Ce n'est pas parce que les fleurs non indigènes sont la source de nectar préférée des papillons qu'il faut laisser ces dernières envahir les écosystèmes indigènes. Les chercheuses mettent en garde contre une telle conclusion et préconisent plutôt une approche plus équilibrée de la gestion des espèces envahissantes. « Nous devrions certainement demeurer méfiants à l'égard des plantes non indigènes, mais nos recherches montrent que certaines espèces non indigènes peuvent également jouer un rôle positif dans les écosystèmes indigènes », clarifie Stephanie Rivest.
 

Heather Kharouba professeure agrégée de biologie à la Faculté des sciences
FACULTÉ DES SCIENCES + ÉTUDE

« Ainsi, les plantes non indigènes, en continuant à fleurir plus tard dans l'été, pourraient ainsi prolonger la disponibilité du nectar pour les papillons »

Heather Kharouba

— Professeure agrégée de biologie à la Faculté des sciences de l'Université d'Ottawa

Contester le paradigme sur les espèces exotiques

L’étude s’est déroulée de mai à août 2019 dans les écosystèmes de la savane à chênes de Garry, sur l’île de Vancouver (en Colombie-Britannique). Ces savanes, composées d'un mélange de chênes de Garry, d'affleurements rocheux et de prairies, ont été choisies en raison de leur grande biodiversité et du fait qu'elles abritent plus de 100 espèces en péril, dont sept papillons indigènes en péril. Ces savanes ont également été choisies parce qu'elles sont fortement envahies par des plantes non indigènes. Aujourd'hui, il ne reste que quelques parcelles de savanes de chênes de Garry, dont la superficie totale a diminué de 90 % depuis 1840.
 

un papillon sur une fleur
Azure – Recherche de nectar par un papillon Echo Azure (Celastrina echo) sur une fleur indigène Common Camas (Camassia quamash). Common Camas sont disponible au début du printemps et étaient la 4e espèce végétale la plus visitée (n=67 visites).

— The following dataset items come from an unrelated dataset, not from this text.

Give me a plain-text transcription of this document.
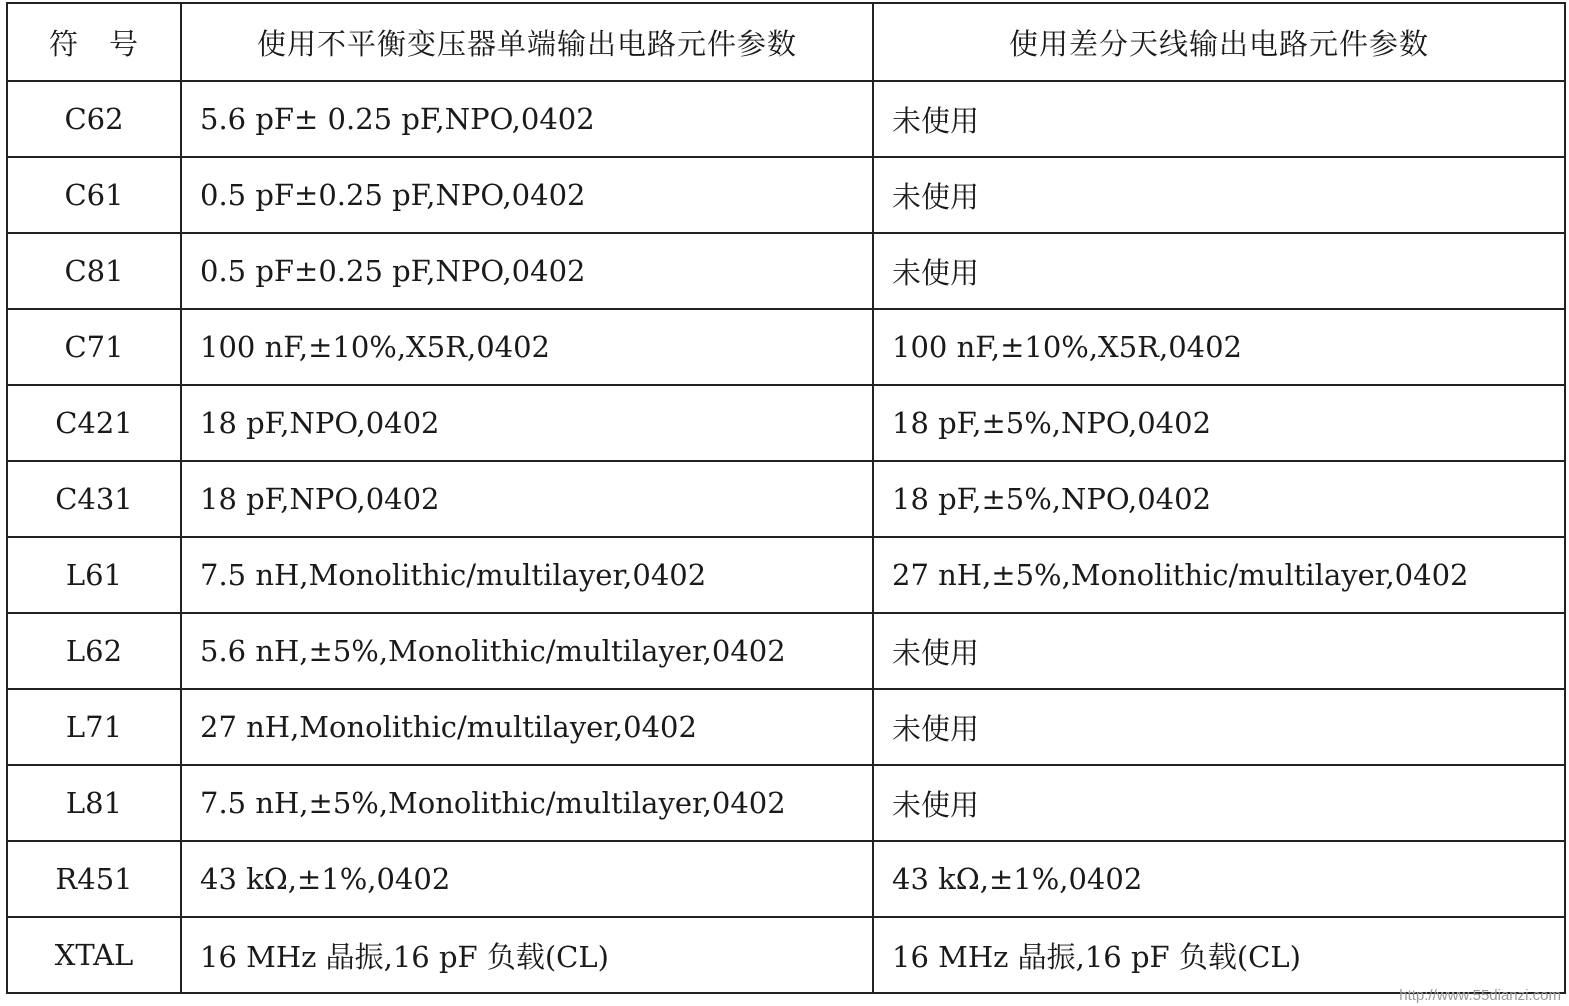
符　号	使用不平衡变压器单端输出电路元件参数	使用差分天线输出电路元件参数
C62	5.6 pF± 0.25 pF,NPO,0402	未使用
C61	0.5 pF±0.25 pF,NPO,0402	未使用
C81	0.5 pF±0.25 pF,NPO,0402	未使用
C71	100 nF,±10%,X5R,0402	100 nF,±10%,X5R,0402
C421	18 pF,NPO,0402	18 pF,±5%,NPO,0402
C431	18 pF,NPO,0402	18 pF,±5%,NPO,0402
L61	7.5 nH,Monolithic/multilayer,0402	27 nH,±5%,Monolithic/multilayer,0402
L62	5.6 nH,±5%,Monolithic/multilayer,0402	未使用
L71	27 nH,Monolithic/multilayer,0402	未使用
L81	7.5 nH,±5%,Monolithic/multilayer,0402	未使用
R451	43 kΩ,±1%,0402	43 kΩ,±1%,0402
XTAL	16 MHz 晶振,16 pF 负载(CL)	16 MHz 晶振,16 pF 负载(CL)
http://www.55dianzi.com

« Les recherches en biologie de l'invasion se sont surtout concentrées sur les impacts négatifs des espèces exotiques. C'est pourquoi nous avons voulu étudier un rôle potentiellement positif des plantes non indigènes en tant que sources de nourriture pour les espèces indigènes. De plus, peu d'études ont évalué dans quelle mesure le nectar non-natif est utilisé par l'ensemble des communautés de papillons ou ont pris en compte le rôle des changements saisonniers dans la disponibilité des fleurs dans la régulation de cette interaction clé entre les papillons et les plantes », ajoute Stephanie Rivest. Si beaucoup jugent encore les plantes exotiques nuisibles aux écosystèmes indigènes, elles jouent en réalité un rôle complexe dans les communautés écologiques. Certaines de ces plantes peuvent avoir des interactions positives avec les espèces indigènes, pour l’alimentation ou l’habitat par exemple.

« Nous croyons qu’il vaut la peine d’étudier ces interactions positives pour avoir une image plus complète de l’éventail des effets potentiels des espèces exotiques », conclut la chercheuse.

L’étude, intitulée « Flowering phenology influences butterfly nectar foraging on non-native plants in an oak savanna », a été publiée dans Ecology le 17 février 2023.
 

un papillon sur une fleur
Skipper 1 – Recherche de nectar par un papillon Woodland Skipper (Ochlodes sylvanoides) sur une fleur non-indigène Bull Thistle (Cirsium vulgare).